I find this to be an interesting contrast, to have the blockbuster reports discussed above correspond to a 15% decrease in market price.

It is a rare opportunity to get expansionary fundamentals at recessionary market pricing. As earnings continue to roll through, I think it will become increasingly obvious that even if we are in recession, certain areas of the economy are not participating in it.
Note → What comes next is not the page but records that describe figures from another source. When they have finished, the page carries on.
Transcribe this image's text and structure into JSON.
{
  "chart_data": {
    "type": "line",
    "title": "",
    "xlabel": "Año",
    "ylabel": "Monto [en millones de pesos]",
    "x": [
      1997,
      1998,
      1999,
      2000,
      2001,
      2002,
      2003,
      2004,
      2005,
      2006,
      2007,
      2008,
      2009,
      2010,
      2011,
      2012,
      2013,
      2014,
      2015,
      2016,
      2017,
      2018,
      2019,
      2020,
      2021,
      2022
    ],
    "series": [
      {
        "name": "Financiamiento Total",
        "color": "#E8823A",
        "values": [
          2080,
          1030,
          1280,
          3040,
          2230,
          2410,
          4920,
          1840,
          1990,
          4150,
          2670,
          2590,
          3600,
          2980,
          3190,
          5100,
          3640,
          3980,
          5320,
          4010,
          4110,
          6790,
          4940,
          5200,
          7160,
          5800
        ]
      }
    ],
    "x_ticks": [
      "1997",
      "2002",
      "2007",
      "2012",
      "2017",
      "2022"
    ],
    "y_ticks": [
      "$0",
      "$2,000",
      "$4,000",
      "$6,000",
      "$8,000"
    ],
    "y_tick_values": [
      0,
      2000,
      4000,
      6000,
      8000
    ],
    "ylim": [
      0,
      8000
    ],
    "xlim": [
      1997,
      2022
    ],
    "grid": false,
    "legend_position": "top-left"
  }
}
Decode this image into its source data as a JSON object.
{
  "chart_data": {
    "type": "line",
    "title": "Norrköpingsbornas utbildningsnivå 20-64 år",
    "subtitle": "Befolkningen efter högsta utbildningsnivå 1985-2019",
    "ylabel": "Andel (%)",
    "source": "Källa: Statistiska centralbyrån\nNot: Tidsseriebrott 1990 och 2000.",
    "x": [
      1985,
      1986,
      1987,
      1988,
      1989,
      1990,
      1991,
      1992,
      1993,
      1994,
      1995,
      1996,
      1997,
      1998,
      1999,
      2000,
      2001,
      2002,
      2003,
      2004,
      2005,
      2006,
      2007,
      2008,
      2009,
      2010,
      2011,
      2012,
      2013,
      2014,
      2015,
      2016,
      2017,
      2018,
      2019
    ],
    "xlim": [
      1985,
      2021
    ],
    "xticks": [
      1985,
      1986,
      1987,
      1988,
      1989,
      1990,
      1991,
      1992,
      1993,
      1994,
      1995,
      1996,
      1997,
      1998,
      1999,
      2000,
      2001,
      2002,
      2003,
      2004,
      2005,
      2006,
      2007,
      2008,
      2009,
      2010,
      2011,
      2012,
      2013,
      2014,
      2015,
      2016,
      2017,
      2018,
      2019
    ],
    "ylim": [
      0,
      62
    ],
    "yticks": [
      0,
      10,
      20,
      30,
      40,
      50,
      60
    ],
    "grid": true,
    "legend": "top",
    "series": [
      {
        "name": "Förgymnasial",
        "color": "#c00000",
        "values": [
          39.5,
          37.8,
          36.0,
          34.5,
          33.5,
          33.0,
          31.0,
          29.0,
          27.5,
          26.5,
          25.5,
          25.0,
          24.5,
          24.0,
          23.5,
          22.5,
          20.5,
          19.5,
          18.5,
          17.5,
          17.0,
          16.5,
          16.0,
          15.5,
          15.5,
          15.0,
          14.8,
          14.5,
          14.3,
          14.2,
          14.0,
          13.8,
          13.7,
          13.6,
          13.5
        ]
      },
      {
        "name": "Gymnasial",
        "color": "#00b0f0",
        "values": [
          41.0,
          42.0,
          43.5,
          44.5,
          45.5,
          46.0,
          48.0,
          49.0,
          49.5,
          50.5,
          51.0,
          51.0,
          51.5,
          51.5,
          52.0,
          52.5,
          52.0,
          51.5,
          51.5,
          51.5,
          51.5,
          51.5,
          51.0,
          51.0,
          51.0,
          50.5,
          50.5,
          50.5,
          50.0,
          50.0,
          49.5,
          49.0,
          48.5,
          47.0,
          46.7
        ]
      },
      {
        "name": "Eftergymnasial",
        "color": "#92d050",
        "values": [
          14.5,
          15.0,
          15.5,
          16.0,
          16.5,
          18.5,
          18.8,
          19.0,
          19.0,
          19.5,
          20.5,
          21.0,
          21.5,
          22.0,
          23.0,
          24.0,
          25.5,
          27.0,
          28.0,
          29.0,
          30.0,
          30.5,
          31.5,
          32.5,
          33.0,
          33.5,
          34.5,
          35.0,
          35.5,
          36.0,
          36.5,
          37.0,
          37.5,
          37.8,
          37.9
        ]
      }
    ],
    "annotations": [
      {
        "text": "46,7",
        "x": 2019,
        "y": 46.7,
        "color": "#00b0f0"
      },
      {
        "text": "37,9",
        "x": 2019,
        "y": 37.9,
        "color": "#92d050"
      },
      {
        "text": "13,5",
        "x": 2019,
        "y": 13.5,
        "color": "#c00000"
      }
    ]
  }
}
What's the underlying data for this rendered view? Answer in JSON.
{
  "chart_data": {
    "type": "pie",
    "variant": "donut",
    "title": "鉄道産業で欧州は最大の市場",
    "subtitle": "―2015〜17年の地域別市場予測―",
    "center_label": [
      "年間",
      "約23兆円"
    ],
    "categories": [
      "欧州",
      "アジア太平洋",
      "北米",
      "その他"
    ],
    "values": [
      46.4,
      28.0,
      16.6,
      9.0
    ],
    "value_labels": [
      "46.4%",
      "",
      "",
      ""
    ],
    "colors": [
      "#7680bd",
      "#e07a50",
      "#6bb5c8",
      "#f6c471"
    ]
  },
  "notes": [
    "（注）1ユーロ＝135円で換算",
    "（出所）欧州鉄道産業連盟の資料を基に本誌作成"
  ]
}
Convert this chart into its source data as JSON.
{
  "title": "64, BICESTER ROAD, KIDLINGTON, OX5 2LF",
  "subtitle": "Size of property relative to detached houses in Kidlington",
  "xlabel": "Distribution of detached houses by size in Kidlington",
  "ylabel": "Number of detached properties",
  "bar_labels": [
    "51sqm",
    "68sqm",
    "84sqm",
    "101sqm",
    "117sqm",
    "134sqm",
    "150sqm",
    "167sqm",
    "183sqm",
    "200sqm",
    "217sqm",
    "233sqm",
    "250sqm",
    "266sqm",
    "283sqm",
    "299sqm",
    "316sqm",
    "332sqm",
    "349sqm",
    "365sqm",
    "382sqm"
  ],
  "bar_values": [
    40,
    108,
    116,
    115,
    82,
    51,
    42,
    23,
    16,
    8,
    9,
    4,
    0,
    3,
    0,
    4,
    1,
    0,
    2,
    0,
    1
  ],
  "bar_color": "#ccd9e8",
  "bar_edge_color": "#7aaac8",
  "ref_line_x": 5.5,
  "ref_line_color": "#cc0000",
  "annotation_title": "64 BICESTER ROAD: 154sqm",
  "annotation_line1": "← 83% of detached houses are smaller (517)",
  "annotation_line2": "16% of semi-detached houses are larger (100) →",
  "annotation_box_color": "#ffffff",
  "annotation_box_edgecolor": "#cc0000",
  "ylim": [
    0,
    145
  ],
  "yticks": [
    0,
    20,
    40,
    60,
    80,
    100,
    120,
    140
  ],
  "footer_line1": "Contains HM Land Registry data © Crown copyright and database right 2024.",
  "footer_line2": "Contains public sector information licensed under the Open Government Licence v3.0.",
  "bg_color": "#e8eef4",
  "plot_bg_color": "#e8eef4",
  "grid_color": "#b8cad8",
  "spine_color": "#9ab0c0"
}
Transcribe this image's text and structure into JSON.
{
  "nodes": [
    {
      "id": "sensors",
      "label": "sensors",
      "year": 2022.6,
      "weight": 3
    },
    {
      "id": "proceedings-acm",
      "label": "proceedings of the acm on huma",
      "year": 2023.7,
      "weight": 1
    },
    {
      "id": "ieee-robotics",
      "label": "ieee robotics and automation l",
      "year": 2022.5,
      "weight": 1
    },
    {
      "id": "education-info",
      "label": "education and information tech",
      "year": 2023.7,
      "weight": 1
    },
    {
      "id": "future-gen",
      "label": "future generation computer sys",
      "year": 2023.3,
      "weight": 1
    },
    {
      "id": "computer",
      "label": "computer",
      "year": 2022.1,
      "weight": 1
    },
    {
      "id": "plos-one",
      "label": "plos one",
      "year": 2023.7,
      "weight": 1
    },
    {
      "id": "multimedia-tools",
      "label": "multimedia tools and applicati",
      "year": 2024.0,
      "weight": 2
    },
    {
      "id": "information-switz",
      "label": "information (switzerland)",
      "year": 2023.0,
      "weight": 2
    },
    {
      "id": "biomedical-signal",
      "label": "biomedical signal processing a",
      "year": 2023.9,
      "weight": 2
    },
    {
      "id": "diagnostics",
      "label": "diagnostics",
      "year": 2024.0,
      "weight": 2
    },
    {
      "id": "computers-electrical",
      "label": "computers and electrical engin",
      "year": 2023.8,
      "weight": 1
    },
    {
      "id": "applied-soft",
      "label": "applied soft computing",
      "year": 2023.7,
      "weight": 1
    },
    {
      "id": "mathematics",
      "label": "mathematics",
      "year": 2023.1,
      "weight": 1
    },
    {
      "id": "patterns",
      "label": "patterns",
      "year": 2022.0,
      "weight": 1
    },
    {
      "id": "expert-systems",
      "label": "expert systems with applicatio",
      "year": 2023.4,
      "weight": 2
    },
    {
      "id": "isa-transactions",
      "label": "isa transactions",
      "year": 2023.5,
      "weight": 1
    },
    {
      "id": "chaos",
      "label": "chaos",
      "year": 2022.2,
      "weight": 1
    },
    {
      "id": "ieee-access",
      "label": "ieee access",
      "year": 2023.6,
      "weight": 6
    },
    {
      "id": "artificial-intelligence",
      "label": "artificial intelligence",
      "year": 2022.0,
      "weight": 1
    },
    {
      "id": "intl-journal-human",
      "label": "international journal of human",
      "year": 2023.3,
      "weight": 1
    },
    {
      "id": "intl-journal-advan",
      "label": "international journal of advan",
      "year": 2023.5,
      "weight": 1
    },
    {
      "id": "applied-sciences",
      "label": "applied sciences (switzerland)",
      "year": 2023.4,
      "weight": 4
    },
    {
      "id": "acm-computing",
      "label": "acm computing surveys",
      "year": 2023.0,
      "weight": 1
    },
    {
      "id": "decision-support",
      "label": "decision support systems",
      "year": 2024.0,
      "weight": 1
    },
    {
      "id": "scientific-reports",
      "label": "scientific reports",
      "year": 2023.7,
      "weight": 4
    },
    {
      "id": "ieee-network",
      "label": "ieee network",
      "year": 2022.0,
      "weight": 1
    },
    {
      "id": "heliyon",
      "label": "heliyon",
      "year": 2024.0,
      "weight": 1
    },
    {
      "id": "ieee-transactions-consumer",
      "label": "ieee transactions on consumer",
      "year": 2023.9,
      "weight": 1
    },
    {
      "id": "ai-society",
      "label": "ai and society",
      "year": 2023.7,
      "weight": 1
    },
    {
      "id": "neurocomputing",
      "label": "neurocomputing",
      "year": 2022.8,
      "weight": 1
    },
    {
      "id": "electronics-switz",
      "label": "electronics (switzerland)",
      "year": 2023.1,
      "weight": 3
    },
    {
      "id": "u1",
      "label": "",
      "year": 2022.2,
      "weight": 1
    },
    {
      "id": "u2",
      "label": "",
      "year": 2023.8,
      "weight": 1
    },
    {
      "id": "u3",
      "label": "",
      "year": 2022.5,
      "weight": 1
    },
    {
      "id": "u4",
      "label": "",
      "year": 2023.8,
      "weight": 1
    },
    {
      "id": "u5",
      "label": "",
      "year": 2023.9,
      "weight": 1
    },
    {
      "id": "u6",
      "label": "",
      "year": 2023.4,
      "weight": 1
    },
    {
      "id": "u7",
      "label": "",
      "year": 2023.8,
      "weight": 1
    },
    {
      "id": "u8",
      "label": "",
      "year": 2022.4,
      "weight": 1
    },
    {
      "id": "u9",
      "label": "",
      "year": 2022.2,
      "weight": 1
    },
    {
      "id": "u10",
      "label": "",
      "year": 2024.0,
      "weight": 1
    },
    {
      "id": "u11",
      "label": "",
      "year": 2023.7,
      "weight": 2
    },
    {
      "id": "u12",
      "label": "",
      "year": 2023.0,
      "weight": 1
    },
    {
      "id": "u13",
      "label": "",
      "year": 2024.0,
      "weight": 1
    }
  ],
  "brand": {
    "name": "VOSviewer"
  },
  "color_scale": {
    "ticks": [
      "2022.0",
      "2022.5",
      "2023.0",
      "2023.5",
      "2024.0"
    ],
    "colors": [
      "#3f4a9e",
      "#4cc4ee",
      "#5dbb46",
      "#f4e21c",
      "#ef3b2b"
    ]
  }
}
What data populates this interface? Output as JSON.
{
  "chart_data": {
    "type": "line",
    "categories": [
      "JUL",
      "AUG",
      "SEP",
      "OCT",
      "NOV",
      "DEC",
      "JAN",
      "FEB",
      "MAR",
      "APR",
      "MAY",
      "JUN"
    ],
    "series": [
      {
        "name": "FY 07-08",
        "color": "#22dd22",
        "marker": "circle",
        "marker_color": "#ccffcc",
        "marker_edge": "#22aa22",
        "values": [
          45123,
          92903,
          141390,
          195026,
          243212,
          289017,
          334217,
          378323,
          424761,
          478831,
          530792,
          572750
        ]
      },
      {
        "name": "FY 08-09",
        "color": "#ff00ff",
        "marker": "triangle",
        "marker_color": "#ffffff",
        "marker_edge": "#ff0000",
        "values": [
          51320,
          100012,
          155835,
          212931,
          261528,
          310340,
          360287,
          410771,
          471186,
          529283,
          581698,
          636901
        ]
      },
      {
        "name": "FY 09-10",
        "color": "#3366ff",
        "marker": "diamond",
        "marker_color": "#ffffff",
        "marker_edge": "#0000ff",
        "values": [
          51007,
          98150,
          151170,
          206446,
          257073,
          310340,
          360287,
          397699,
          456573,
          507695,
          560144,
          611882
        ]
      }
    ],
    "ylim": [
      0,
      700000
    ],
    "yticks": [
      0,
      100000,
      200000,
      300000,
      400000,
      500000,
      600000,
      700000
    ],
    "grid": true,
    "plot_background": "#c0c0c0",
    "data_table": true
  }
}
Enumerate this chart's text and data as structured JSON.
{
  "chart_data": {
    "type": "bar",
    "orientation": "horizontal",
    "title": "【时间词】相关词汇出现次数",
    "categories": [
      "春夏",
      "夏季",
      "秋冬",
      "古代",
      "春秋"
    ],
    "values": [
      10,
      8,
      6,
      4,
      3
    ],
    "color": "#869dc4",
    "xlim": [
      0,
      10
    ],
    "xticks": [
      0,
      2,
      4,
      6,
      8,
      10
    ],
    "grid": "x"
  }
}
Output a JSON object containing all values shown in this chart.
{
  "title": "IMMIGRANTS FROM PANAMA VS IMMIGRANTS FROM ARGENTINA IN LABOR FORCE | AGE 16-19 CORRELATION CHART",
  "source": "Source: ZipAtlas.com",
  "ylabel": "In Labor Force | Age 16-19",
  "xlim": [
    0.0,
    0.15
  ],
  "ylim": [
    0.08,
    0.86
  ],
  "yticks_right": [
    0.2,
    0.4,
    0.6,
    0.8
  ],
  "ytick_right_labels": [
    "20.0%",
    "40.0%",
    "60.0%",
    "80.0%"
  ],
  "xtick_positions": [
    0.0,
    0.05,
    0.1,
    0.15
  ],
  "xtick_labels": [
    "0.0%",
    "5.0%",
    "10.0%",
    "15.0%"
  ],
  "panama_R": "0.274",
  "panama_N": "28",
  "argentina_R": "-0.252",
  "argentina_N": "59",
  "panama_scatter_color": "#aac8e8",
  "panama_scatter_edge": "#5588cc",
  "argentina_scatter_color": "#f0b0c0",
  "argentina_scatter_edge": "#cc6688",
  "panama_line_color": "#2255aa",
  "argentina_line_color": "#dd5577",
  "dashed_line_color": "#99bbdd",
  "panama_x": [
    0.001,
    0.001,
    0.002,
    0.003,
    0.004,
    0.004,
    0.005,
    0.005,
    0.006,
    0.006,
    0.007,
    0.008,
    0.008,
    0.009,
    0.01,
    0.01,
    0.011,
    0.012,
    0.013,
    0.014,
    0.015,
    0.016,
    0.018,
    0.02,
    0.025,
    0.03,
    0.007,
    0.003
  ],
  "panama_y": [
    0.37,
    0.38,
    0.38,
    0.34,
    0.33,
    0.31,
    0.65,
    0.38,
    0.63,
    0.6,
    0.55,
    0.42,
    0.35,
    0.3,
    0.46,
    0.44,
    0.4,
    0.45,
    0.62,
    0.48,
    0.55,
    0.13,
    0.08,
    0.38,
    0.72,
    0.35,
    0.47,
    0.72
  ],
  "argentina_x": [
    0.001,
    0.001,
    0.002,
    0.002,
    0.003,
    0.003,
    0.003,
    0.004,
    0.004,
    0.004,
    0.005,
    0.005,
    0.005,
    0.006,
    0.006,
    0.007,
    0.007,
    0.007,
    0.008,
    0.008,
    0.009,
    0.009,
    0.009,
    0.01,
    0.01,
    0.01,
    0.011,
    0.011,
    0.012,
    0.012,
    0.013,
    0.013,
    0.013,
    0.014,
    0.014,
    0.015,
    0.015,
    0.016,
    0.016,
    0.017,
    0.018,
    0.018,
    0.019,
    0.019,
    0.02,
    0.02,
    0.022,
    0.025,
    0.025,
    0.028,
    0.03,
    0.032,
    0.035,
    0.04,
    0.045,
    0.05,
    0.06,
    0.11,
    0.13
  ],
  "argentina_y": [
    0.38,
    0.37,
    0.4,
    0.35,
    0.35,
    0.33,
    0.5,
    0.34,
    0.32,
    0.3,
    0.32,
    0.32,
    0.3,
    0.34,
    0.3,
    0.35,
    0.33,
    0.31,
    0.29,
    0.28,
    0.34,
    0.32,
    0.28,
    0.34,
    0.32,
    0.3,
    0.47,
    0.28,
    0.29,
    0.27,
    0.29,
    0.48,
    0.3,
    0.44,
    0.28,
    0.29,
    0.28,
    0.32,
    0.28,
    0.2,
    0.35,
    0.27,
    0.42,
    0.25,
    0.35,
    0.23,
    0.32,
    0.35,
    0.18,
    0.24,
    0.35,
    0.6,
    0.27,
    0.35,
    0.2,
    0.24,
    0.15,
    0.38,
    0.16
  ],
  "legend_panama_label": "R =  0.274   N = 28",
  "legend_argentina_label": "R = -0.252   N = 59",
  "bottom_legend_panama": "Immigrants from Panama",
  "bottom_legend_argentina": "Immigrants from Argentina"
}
The digital recession is actually great news for REITs and facilitates them recapturing the market share lost in the pandemic.

Valuation

The average REIT is growing FFO/share at a pace of about 7% annually while paying an average dividend yield of 3.22%. That combination of dividend and growth sums to expected annual returns for the sector just north of 10%.

This is made possible by the discount at which REITs trade. The median REIT is trading at about 82% of NAV and a price to 2023 estimated FFO of 14.5X. They historically trade roughly at NAV and a P/FFO multiple closer to 18X.

The lower entry point, thanks to the market downdraft, juices forward returns without a corresponding increase to risk.

Risks to the sector

As participants in the physical world and the real economy, REITs are susceptible to recession, but they are more exposed to nominal GDP than they are to real GDP (inflation adjusted). Rent tends to be of a non-discretionary nature, so even as people are spending more money on gas and groceries, individuals and businesses will generally tend to pay their rent. Thus, REITs are doing fine in this real GDP recession because nominal GDP is still strongly positive.

An early warning sign that could portend weakness in REITs would be significant softening of the labor market. So far jobs are plentiful and pay fairly well, but if unemployment crests 5% I would anticipate weakness in the more cyclical REIT property types.